Write this out as a 1-page design doc before coding.
## Part 2 — TypeBox schema
Write the full input schema:
- Descriptions that read like docstrings to the model ("The ID of the X to operate on. Format: prefix_<12 hex chars>. Get it from the `search_x` tool first.")
- Enums over free strings wherever possible
- Sensible defaults for optional fields
Write the full output schema. Output should be:
- Deterministic shape (same keys every time)
- Short (< 4KB typical)
- Include a `next_actions` hint array where relevant ("you can now call `foo` with this id")
## Part 3 — OAuth 2.0 client credentials implementation
- Where the secret lives
- How it's loaded on cold start
- Refresh strategy for long-lived sessions
- What happens if auth fails mid-call (don't silently retry forever)
- Test that a rotated secret is picked up without restart (or document that it isn't)

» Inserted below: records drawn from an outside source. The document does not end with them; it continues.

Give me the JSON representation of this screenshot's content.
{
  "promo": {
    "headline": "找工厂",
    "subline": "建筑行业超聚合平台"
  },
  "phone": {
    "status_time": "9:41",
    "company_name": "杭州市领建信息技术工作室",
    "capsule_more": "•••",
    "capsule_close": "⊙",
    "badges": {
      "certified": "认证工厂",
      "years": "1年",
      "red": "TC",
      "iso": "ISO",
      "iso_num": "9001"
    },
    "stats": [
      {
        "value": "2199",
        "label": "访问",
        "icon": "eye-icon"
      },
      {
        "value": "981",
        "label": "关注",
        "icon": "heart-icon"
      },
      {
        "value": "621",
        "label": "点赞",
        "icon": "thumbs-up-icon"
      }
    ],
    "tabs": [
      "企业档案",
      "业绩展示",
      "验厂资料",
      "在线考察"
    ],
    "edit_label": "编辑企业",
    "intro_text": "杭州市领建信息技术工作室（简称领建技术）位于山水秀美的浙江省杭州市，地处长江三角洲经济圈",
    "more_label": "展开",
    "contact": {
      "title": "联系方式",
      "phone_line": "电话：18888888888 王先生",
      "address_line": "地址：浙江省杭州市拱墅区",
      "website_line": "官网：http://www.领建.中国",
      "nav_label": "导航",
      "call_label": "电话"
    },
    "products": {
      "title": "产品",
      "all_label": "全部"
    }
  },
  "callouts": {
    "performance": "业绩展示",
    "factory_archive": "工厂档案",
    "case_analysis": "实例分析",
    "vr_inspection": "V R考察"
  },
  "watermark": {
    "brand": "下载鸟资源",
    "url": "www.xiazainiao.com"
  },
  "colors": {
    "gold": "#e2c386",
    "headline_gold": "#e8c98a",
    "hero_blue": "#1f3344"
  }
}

## Part 4 — Implementation in Python 3.12 + poetry
Full server file. Structure:
- `server.ts` / `server.py` — MCP server setup
- `tools/query BigQuery.ts` — handler
- `clients/upstream.ts` — thin wrapper around the existing API with retries, timeouts, and a single place to instrument
- `schema.ts` — TypeBox schemas shared between handler and tests
## Part 5 — Retry + timeout policy
- Per-request timeout: X seconds, cancellable
- Retry: only on idempotent errors (list the HTTP codes), max 3 attempts, exp backoff with jitter
- Never retry on 4xx except 408/429
- Surface to the model whether we retried (so it doesn't retry a third time itself)
## Part 6 — Tests
- Golden-input unit tests (table-driven)
- Validation tests: each schema rule has a rejecting test case
- Integration test against a recorded fixture of the upstream
- Contract test: run `tools/list` and snapshot the advertised schema — fail CI if it drifts
## Part 7 — Rollout checklist
- Local smoke test with mcp inspector
- Wire into one host, run 10 real tasks, record transcripts
- Review transcripts — did the model use it correctly? Did it recover from errors?
- Iterate on descriptions based on observed model mistakes (this is the highest-leverage step)
Deliver real code. The file should be something a reviewer could approve on a PR.